In an otherwise well-presented article Ocular Protection in Practice (Optician, 21.9.18) its Zeiss authors have seemingly neglected some significant data effectual to their quote ‘even higher (>n=1.50) index materials do not provide maximum UV protection up to 400nm.’ I think they will find 1.76 index n=1.60 TXA and newer MR8 1.60 clearly do reach a UV400 absorption category, as would the whole new range of 1.59 polycarbonate, 1.60, 1.67 and 1.74 indices when specified in their latest 3G material mix enabling a 410 UV cut off.

Many other regular index materials (excepting CR39) nearly reach UV400 missing target by just 5nm (395nm) ie Trivex Tribrid 1.67, 1.74. The exception being CR39 here the authors quote CR39 as providing UV protection up to 355. Perhaps in theory but collecting and testing lenses ‘from the field’ will reveal that the race to the bottom for the cheapest CR39 has driven their UV cut off to as low as 310nm for some.
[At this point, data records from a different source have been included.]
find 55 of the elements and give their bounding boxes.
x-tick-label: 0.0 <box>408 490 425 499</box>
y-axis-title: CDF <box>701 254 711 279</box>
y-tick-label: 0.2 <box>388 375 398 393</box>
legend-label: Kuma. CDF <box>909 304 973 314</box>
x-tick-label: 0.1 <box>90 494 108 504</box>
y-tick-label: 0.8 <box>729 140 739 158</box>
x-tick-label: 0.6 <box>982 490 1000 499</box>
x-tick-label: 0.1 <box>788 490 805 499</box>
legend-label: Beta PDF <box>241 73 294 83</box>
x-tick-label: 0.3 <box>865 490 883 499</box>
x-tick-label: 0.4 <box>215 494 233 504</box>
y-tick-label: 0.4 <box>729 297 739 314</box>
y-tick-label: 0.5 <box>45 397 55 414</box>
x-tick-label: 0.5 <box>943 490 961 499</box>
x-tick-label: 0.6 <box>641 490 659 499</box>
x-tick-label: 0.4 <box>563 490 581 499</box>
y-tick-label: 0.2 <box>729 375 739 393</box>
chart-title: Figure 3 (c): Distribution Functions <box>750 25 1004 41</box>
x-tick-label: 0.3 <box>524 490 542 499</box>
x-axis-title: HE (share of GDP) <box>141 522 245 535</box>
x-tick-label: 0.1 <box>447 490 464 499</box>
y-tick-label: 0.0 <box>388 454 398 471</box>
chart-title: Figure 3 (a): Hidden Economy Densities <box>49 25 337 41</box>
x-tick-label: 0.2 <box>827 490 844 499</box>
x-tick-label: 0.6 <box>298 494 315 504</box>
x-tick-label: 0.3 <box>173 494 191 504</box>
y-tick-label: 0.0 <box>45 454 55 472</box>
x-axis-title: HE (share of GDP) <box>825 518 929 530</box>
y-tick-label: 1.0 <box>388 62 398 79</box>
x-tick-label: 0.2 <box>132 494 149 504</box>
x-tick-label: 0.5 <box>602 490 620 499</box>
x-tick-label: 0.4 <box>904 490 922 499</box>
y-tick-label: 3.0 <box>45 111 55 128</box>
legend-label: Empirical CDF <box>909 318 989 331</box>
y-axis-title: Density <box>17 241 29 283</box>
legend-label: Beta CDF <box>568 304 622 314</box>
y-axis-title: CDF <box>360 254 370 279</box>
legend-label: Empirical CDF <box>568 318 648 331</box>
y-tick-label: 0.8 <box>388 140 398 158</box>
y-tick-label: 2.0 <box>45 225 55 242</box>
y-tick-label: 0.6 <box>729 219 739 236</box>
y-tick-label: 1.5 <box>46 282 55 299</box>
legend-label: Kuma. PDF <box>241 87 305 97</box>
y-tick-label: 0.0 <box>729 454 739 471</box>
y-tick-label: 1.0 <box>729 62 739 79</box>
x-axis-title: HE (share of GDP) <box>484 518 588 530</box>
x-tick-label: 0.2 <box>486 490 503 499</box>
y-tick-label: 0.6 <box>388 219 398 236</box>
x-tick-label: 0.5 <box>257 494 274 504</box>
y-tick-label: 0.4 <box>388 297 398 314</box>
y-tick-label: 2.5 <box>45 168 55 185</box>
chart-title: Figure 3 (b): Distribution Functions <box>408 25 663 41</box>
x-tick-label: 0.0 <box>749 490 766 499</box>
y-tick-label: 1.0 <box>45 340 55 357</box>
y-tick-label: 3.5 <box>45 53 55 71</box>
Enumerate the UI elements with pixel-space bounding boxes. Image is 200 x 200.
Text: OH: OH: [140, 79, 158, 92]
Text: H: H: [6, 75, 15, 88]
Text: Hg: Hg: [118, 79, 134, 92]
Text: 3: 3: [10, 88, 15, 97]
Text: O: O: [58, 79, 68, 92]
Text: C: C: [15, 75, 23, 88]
Readers are likely to agree the author’s statement ‘children’s eyes are particularly susceptible to UV damage’ so more than anything this article should alert those practitioners and optical businesses currently dispensing inferior UV block CR39 to children that UV400 CR39 makes for a huge amount of sense or even more so Trivex break resistant lenses virtually UV400 (395nm).

Perhaps prescribers need to ask themselves why they can justify still prescribing sub UV400 CR39 lenses anyway.